As Rawlings and Pollen say, "Strength training through full ranges of motion is a research-backed strategy for improving range of motion as effectively as passive stretching does (6)! And the fact that we develop strength right alongside that flexibility simultaneously makes this strategy a total win-win!"


I’m grateful for each part of this journey because it helped me do what I used to resist - slow down - and then it taught me how to get stronger. I now have a more balanced approach to movement, where I get to have practices where I’m moving very little and practices where I’m moving quite a bit.

You might be thinking, “Yeah yeah this makes sense, but I’m getting older and it makes sense that I’m not as active as I used to be!” I totally feel you! That’s exactly where I was, and I still value rest as one of my top priorities. But, as Beversdorf says, “When it comes to quality of life, bone density and muscular strength make increasingly bigger and bigger differences as we age.
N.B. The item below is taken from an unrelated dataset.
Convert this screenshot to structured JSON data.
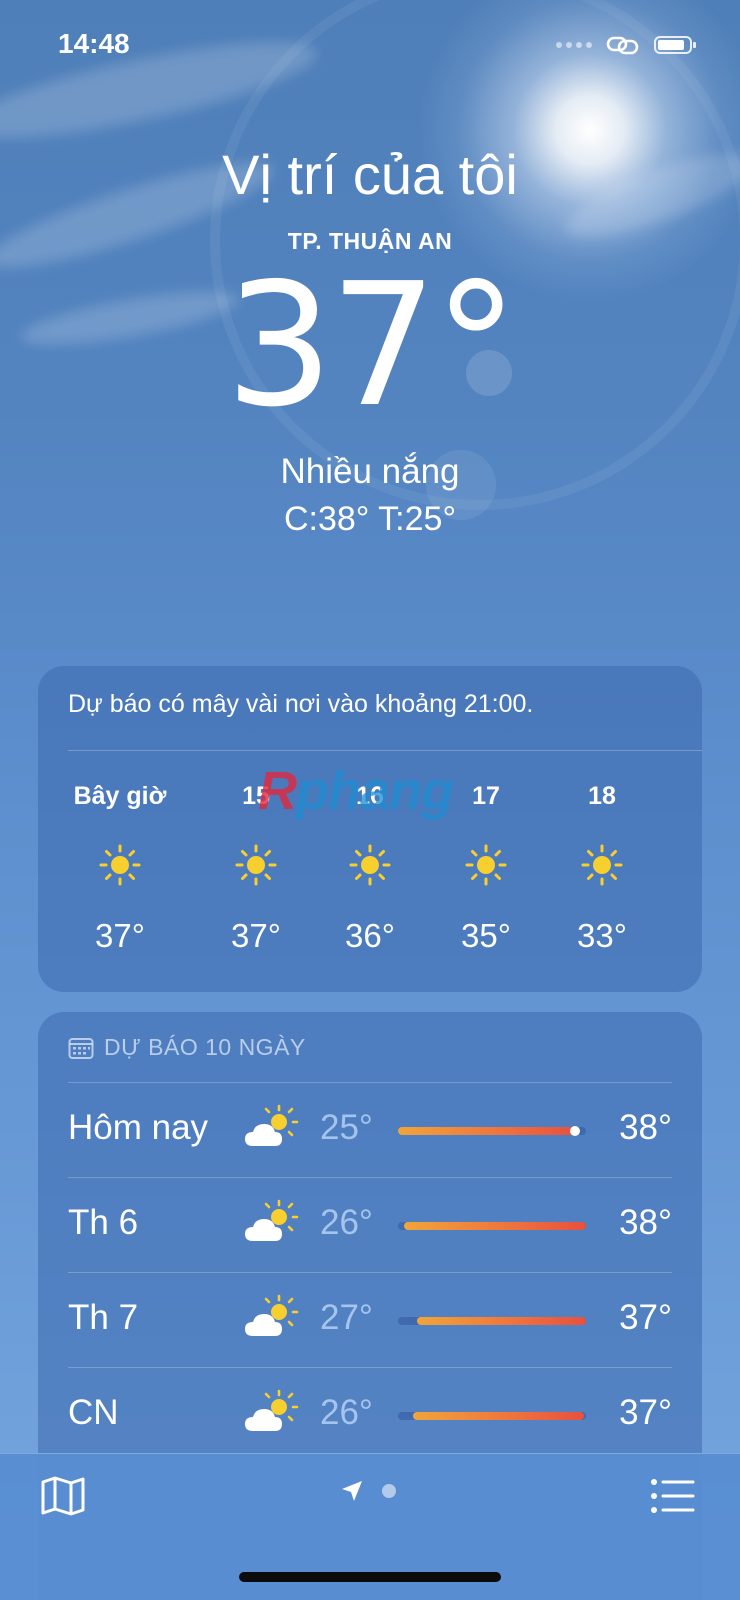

Mostly, they help us continue living our lives by keeping us physically capable and reducing the likelihood of fractures.”

It’s all about balance, about finding a routine that works for you, incorporating a variety of activities along with rest and relaxation.
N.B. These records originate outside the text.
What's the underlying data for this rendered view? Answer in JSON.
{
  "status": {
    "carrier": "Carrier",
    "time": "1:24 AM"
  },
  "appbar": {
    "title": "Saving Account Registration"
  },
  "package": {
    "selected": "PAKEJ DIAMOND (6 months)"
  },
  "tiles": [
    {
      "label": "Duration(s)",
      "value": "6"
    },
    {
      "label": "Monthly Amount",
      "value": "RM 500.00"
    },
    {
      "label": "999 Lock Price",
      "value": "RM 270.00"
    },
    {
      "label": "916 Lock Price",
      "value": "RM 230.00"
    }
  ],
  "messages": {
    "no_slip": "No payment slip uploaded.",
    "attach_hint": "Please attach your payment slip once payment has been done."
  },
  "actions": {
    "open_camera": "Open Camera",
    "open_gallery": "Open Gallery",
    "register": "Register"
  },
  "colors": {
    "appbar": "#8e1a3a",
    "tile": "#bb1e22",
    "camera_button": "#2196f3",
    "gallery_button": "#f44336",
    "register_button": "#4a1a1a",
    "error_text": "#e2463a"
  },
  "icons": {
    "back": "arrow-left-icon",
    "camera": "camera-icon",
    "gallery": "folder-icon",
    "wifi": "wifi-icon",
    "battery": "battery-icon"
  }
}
These days, along with walking, hiking, and some running, I strength train and practice yoga regularly, using many of the exercises I learned in Strength for Yoga, Meredith's classes on the Playground, and the concepts and approaches I learned (and continue to learn) from Laurel. Adding these tools to my other resources and my own intuition and experience has been nothing short of transformative.

I can forward fold with straighter legs and more easily release my head, and I have a greater range of motion in back bending. I can access deeper versions of postures, hold them for longer, and feel good while doing it. I can walk out of a challenging vinyasa yoga class feeling grounded and at ease rather than tight and uncomfortable. I am practicing arm balances and inversions again. My back, shoulder, glutes, and hips are feeling stronger and stronger and better and better.

I no longer feel like being in my 30s means a declining ability to do challenging yoga postures or “keep up” in general. I’m still early in this journey, but it’s given me my power back.